Tracing Paths

Tracing Paths
Paul Robles and Lin Xu

Curated by Steven Leyden Cochrane

May 3–June 28, 2019
C2 Centre for Craft

Tracing Paths is a two person show exploring the craft of Lin Xu and Paul Robles curated by Steven Leyden Cochrane. A path is created through repeated action—intentional with a direct purpose or carved through the unforeseen rhythms of our lives. Tracing paths reflects on the journeys and pathways in Roble’s and Xu’s work, paths that connect and diverge confronting the past to find a way forward with newfound clarity.

 Paul Robles creates beautiful paper cuts using a knife to carve out minute sections of paper. What remains is a delicate lace-like image that flows with texture and pattern. Viewers can lose themselves in the precision and intricacy of his craft and the imagery formed. Paul’s work explores topics of trauma, grief and sexuality through his paper cuts, with viewers seeing images intended by the artist and finding their own imagery in the slivers cut away with his steady hand.

 Lin Xu’s ceramics are created from bits and pieces from past projects, finding the beauty in all that comes out of her studio. Lin intuitively assembles, glazes and fires her pieces with a mutual respect for her materials. The result of her efforts is either a new artwork or material inspiration for new ideas to spring from in the future. Her work explores oasis, rest and sanctuary from our busy world, all built in collaboration with her treasured studio castoffs. Her delicate arrangements show hints of the past celebrated and unified in the present.

 
Graphic design by Urbanink

Graphic design by Urbanink

 

A Path

Curatorial Statement

A path is the product of invention and repetition, memory and imagination, a history of collective desire held in the mind and written on the ground.

Lin Xu reinvents historical patterns through the processes of making, deftly guiding mechanical, chemical and sedimentary transformations.

Paul Robles guides his knife with a practiced hand, moved by intuition and tradition, reimagining once-familiar images over focused hours cutting paper.

Minds change, bodies move; the land remembers. A shortcut snakes across the grass one summer. Ancient roadbeds reappear in drought or after rain.

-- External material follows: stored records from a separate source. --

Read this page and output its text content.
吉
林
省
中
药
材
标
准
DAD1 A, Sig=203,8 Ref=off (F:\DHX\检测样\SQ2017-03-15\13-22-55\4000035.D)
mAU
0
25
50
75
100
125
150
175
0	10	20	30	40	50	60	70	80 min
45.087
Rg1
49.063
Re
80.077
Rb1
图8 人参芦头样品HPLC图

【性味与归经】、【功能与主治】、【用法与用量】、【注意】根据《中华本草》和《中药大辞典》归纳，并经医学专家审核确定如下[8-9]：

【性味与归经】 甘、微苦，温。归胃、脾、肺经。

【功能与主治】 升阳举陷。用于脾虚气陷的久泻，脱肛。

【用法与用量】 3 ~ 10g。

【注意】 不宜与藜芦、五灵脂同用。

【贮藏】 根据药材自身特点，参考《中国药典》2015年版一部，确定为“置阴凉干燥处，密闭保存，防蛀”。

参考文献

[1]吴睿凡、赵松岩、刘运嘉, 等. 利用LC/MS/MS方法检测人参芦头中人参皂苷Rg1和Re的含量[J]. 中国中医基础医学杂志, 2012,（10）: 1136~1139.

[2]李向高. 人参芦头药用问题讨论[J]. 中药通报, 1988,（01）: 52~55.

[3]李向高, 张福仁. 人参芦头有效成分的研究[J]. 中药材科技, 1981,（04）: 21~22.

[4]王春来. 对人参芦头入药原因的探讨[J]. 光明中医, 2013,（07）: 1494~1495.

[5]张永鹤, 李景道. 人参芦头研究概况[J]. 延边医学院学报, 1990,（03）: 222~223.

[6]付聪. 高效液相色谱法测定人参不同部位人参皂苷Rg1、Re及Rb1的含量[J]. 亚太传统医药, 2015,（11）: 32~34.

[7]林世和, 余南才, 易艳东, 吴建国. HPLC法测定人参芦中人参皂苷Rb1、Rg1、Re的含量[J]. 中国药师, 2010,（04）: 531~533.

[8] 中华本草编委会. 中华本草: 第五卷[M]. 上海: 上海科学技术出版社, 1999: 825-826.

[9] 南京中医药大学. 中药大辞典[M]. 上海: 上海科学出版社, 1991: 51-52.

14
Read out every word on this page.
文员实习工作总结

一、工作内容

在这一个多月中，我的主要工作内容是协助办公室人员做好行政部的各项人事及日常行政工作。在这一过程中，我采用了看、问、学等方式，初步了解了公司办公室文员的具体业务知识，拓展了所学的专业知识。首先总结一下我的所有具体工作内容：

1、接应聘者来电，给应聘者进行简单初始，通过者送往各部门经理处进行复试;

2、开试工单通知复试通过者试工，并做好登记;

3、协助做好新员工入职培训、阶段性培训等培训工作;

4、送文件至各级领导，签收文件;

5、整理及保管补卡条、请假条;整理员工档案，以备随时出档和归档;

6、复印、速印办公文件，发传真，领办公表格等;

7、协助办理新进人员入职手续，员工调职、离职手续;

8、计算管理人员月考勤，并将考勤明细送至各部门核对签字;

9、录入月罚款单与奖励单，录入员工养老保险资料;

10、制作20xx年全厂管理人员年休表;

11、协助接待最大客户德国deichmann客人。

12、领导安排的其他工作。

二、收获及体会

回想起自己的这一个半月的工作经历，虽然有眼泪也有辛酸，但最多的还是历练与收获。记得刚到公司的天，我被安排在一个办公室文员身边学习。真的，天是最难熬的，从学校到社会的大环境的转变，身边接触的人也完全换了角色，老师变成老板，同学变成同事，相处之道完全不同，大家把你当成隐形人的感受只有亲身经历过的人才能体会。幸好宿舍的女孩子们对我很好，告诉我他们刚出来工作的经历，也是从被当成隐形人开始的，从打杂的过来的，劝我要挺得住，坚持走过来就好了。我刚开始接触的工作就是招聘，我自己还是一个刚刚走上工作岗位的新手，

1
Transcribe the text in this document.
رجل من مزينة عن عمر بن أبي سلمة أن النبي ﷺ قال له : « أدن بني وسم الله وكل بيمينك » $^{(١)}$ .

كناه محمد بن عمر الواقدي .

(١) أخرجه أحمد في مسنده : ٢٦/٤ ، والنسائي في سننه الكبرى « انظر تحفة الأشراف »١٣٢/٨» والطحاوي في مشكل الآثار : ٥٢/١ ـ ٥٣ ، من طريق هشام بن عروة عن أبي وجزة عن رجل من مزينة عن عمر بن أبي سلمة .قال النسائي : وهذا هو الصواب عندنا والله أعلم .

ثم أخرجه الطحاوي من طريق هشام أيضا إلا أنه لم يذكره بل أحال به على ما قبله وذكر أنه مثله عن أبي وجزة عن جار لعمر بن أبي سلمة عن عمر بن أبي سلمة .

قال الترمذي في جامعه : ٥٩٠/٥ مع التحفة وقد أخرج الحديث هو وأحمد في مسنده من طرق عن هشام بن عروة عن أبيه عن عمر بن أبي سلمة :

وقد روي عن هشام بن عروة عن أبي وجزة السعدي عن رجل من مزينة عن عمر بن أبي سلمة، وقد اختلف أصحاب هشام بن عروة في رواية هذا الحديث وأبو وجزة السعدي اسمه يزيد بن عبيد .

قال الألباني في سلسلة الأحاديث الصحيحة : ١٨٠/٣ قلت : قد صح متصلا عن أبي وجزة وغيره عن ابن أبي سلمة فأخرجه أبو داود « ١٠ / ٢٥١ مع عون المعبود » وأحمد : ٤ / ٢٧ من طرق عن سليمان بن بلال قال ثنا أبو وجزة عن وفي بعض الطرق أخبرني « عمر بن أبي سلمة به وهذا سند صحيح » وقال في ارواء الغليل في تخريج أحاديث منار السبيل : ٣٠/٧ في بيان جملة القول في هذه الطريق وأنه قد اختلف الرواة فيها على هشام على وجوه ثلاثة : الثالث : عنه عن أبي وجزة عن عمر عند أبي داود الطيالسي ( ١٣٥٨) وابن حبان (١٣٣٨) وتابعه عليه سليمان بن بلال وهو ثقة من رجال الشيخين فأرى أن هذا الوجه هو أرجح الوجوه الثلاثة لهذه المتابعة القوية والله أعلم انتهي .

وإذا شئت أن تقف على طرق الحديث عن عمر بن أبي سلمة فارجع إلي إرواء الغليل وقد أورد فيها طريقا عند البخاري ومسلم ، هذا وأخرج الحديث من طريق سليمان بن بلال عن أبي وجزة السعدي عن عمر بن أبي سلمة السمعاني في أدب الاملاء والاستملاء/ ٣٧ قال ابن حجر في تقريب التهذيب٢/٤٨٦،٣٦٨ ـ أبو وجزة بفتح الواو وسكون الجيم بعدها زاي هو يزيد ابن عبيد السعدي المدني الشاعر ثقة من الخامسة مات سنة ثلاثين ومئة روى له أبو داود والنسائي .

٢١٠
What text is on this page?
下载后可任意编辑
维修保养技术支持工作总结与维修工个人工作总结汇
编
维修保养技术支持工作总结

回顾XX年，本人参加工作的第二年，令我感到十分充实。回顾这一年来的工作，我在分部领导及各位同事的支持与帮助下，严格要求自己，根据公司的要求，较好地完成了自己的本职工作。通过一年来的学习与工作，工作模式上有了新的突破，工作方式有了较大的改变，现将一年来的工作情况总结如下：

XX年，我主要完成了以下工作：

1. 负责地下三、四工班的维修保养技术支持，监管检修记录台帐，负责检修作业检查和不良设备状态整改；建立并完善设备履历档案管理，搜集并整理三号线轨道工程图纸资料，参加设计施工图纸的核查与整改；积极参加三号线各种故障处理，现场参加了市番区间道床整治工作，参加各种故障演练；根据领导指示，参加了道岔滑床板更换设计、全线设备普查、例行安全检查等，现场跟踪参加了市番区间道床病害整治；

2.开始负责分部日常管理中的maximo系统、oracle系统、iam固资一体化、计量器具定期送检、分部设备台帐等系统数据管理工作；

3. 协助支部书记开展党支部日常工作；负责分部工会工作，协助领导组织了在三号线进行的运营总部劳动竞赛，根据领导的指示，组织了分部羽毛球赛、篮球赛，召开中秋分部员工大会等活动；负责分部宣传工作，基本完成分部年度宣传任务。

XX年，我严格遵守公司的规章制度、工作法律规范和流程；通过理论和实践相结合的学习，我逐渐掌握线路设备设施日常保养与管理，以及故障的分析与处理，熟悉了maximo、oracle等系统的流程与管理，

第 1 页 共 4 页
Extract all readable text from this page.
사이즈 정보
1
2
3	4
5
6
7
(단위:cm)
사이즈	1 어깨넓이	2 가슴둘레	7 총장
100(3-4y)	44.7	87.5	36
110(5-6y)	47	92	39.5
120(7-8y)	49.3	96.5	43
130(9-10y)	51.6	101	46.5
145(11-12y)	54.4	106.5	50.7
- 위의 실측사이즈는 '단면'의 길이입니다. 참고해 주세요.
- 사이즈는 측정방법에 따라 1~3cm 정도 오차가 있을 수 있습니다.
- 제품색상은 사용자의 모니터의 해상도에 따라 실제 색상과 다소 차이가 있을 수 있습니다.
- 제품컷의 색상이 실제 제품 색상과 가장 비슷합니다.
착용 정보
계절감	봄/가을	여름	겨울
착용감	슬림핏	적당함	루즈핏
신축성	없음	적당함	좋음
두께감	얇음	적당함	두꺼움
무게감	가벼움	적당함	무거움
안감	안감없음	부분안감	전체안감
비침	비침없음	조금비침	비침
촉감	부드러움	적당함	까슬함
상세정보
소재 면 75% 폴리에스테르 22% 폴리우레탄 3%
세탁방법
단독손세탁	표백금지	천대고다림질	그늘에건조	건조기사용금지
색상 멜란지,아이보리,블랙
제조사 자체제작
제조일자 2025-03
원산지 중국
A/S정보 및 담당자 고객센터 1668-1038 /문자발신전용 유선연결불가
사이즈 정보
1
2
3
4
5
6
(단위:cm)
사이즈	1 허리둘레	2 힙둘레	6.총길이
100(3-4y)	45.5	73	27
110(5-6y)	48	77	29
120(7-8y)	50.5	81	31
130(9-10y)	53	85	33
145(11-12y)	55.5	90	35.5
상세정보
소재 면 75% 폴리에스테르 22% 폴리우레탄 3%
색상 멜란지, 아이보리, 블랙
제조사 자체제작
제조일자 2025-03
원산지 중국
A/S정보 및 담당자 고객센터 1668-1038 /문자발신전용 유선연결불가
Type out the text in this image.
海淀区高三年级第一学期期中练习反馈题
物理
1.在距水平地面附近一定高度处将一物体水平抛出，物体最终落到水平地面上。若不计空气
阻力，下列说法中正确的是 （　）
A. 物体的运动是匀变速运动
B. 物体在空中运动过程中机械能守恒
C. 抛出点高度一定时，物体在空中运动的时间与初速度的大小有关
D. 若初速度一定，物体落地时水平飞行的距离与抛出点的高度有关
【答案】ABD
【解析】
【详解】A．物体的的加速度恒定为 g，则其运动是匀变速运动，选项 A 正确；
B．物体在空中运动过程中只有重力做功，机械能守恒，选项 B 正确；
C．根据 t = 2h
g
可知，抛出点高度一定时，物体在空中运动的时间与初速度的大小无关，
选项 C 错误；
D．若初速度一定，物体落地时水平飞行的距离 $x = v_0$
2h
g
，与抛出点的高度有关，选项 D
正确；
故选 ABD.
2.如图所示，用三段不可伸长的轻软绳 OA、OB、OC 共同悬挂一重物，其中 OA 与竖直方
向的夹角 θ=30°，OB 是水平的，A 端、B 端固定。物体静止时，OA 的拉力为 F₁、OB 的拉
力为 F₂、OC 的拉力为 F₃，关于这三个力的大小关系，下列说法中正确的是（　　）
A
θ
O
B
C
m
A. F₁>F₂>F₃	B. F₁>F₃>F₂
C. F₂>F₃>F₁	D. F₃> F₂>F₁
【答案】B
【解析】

Water cuts its own path through the sand, but to persist and to sustain, the oasis must be cultivated.

The brain sees a face where there isn’t one, so obdurate the neural pathways and
so urgent the desire for something to meet our gaze.

Material has its own sense of direction, orients along its own desired paths.

The memory of clay accounts for both its brittleness and strength. In the kiln, stacked fragments forge alliance, held in place by gravity and glaze.

We see paper’s memory in each indelible, dividing crease. Its toughness, so suited to wrapping and record-keeping, erodes with every fibre cut.

A path divides, but a path can be retraced. Once cut, “this” and “that”, like “there” and “back,” are matters of perspective.

Scraps and shavings blossom into porcelain roses, rejecting “keepsake,” “castoff,” “ornament” and “accident,” among other names.

Grotesque menageries emerge from holes in butcher-paper masks. Black “window flowers” grow from accumulated absences. Screens project as readily as they conceal.

Points on a line describe a path: images and forms strung like beads, familiar in the hand, fruit on a vine to be plucked from the air.

Trace the contours of a bottle gourd, drawing it up from the potter’s wheel. Draw on muscle memory of dumpling folds to form a porcelain pillow.

Probing Rorschach sprays of lacy perforations, zodiac animals, foxes, rams and serpents peer back amidst the blinking eyes of peacock feathers.

Some paths connect. Others are borders.

Forms and colours migrate, resettle and adapt to new configurations, radiate like imitation celadon from scattered Silk Road outposts.

Ideas and images persist, surviving relocation, translation and conversion. A good path can get twisted, a winding path eventually comes to rest.

Paths collide, entangle, wear away, grow over. Durable and fleeting, to serve as guides they must be trod and tended.

Xu’s repetitions and transformations produce dream logic, echoing the unconscious durability and plasticity of the mind and offering assurance that things might fall in place.

We don’t see Robles in the “faces” of his finished masks, nor is he hiding behind them. Instead, identity is ambivalent, a trajectory continually adjusted with every surgical cut.